Der Testamentsvollstrecker hat einem Erben alle von ihm zur Erfüllung seiner Aufgaben erforderlichen Auskünfte zu erteilen. Ein Testamentsvollstrecker, dessen Befugnis zur Nachlassverwaltung erloschen ist, ist verpflichtet, gegenüber dem nach ihm zur Nachlassverwaltung Berechtigten in der für Verwalter bestimmten Weise Rechenschaft abzulegen.
Besteht die Absicht des Erblassers, dass Sachen und Güter ohne Mitwirkung der Erben veräußert werden können oder der Nachlass von einer Person geteilt werden kann, ist ein befristetes Testament erforderlich Abwicklungsverwaltung eingerichtet, ein Administrator bestellt und die erforderlichen Befugnisse erteilt werden. Häufig bei komplexen Nachlässen oder bei vielen Erben.

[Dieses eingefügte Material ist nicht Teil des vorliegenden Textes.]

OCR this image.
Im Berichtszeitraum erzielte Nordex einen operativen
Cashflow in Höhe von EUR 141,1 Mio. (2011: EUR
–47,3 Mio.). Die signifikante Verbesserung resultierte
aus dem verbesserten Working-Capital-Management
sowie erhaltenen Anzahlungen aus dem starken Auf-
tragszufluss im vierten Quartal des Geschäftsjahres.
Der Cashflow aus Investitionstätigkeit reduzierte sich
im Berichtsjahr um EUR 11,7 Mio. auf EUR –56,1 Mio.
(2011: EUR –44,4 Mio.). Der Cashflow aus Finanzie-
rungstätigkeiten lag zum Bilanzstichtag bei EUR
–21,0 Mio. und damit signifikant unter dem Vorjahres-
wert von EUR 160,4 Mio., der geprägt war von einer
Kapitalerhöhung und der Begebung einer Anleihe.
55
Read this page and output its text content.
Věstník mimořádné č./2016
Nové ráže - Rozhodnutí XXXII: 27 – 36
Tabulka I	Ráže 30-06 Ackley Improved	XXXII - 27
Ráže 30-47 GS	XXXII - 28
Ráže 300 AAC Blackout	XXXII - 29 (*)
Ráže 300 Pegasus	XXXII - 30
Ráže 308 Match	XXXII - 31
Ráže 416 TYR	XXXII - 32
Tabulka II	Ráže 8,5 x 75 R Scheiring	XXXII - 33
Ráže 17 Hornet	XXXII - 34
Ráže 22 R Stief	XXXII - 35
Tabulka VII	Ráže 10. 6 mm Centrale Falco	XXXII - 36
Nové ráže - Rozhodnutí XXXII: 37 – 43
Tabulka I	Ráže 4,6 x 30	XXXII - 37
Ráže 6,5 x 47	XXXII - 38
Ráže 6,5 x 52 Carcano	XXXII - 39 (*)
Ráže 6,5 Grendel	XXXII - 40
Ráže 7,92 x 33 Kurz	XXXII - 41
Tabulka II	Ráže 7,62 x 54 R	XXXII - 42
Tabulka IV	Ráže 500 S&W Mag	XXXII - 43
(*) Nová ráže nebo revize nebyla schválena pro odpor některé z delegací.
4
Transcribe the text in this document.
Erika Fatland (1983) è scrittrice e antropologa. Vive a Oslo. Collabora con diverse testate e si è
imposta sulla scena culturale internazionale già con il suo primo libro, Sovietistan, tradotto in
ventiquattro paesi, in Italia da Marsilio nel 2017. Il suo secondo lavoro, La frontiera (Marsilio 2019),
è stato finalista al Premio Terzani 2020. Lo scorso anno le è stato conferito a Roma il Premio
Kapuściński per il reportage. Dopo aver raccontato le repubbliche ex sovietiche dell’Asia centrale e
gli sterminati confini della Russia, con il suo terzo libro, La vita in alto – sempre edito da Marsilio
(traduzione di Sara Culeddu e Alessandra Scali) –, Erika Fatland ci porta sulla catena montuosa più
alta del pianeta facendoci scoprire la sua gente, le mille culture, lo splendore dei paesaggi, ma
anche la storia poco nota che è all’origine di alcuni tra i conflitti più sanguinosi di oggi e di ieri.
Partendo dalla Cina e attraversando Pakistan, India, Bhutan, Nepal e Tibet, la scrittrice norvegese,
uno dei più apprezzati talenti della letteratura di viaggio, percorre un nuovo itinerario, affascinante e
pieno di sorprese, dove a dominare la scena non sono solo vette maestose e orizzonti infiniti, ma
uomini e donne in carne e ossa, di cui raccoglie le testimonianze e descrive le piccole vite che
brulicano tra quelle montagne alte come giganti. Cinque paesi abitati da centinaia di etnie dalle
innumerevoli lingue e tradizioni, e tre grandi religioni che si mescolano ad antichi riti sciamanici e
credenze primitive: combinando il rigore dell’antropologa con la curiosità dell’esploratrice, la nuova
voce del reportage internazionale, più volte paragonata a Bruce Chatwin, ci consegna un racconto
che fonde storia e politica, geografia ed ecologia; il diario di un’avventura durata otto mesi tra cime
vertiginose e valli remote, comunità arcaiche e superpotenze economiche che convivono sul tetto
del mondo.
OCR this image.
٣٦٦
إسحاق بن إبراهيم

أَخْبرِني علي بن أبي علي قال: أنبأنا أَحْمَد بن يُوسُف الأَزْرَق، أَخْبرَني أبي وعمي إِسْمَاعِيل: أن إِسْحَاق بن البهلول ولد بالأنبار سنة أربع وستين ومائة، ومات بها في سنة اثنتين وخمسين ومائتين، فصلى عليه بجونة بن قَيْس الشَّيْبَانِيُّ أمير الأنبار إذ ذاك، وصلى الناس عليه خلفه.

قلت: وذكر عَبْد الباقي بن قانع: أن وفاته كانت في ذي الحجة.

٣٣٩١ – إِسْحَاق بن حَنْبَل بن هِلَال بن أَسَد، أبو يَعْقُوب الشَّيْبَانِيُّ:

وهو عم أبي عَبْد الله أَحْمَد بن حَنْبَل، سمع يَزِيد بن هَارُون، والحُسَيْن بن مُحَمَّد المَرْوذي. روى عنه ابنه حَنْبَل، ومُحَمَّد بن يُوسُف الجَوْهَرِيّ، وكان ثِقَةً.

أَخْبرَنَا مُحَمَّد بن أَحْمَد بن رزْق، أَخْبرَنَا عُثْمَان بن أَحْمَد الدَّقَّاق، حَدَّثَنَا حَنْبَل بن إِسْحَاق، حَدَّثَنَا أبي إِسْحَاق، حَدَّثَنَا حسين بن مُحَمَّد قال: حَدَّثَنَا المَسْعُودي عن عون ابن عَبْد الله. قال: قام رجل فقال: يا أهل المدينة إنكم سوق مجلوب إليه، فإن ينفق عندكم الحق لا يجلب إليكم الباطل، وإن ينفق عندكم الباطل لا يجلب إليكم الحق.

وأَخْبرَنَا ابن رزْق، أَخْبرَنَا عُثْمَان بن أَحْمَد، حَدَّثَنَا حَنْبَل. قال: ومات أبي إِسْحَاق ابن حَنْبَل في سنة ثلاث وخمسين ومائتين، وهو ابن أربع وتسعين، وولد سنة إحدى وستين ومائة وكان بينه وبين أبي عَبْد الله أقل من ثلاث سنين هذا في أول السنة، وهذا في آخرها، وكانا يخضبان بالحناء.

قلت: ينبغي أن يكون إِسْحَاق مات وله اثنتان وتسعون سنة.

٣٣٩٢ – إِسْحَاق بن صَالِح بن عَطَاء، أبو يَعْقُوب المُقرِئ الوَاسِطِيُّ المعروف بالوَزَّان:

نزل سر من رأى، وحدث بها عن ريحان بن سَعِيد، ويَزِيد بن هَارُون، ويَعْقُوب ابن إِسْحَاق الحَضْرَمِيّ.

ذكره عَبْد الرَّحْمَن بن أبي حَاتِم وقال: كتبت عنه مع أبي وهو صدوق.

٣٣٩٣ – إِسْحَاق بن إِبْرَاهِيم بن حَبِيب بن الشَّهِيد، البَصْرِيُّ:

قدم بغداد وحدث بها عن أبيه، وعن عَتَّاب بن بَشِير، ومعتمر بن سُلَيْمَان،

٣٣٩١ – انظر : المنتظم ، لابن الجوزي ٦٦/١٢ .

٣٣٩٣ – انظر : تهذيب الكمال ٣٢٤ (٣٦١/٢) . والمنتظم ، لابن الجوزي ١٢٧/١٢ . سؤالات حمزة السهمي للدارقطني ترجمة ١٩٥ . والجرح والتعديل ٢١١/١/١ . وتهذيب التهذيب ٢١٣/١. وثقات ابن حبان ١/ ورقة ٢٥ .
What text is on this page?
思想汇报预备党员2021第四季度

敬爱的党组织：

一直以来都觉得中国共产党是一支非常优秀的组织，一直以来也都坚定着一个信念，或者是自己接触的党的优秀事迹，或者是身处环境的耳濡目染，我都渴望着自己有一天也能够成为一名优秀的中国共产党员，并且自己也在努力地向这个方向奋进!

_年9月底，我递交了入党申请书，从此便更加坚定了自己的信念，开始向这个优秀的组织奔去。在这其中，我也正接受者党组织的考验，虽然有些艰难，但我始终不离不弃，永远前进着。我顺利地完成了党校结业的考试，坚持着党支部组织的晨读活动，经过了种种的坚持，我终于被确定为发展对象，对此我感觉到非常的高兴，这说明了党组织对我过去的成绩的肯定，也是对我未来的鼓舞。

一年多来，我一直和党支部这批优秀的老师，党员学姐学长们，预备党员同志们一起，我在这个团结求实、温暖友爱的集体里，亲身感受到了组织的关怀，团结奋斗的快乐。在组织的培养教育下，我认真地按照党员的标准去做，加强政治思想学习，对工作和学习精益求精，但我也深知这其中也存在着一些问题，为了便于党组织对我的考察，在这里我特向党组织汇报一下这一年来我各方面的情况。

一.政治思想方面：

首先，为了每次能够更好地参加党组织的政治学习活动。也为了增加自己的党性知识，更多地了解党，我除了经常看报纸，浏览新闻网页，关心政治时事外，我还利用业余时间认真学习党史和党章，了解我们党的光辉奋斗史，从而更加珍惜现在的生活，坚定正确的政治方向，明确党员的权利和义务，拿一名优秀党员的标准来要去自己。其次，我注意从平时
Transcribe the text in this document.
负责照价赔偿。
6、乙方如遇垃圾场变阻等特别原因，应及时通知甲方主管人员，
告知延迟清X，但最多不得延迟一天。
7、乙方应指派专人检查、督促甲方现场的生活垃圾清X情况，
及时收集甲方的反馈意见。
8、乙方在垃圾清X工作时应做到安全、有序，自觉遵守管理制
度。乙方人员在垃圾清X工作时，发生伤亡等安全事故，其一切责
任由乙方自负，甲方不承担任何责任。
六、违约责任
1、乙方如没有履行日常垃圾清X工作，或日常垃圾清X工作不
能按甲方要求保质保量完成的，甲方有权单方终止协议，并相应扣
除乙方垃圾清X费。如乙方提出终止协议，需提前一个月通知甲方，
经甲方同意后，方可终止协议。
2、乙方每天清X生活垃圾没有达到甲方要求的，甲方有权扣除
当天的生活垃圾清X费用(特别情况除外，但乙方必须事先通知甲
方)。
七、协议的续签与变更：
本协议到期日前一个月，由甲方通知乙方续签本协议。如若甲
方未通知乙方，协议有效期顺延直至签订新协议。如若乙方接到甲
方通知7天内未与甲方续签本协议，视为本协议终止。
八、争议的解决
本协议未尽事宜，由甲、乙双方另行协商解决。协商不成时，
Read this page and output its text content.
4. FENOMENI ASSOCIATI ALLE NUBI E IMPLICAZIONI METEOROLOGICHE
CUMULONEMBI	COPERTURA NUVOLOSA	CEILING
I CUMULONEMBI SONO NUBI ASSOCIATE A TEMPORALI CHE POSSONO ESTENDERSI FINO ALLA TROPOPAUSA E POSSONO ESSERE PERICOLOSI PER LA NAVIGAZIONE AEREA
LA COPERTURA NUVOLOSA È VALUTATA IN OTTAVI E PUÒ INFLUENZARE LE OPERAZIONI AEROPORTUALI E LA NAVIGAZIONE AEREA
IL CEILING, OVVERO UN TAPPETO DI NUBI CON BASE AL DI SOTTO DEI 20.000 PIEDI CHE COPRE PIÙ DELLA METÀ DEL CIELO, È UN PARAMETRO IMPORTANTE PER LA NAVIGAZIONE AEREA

Die Funktion des Administrators kann der Person übertragen werden, die die Funktion des Testamentsvollstreckers ausübt, aber rechtlich handelt es sich um zwei getrennte Funktionen mit jeweils eigenen Regeln.
Vollstrecker als Beruf
Der Beruf des Testamentsvollstreckers und die Verwendung der Berufsbezeichnung ist nicht reguliert, es gibt keine allgemeine Verschwiegenheitspflicht, keine nationale unabhängige Beschwerdestelle und der Beruf darf ohne entsprechende Ausbildung ausgeübt werden.[17] Titel oder Kennzeichen wie Registry-Executor, zertifizierter Testamentsvollstrecker oder vereidigter Testamentsvollstrecker haben daher keine rechtliche Bedeutung. Es gibt zwei Berufsgenossenschaften, denen jeder nach ein paar Tagen Ausbildung beitreten kann, ein Berufsverband verpflichtet die Mitglieder zusätzlich zur Unterzeichnung eines Verhaltenskodex und zum Abschluss einer Berufshaftpflichtversicherung. Es ist möglich, dass jemand aus einem reglementierten Beruf als Testamentsvollstrecker tätig ist und an Regeln gebunden ist, wie zum Beispiel ein registrierter Buchhalter, Rechtsanwalt oder Notar.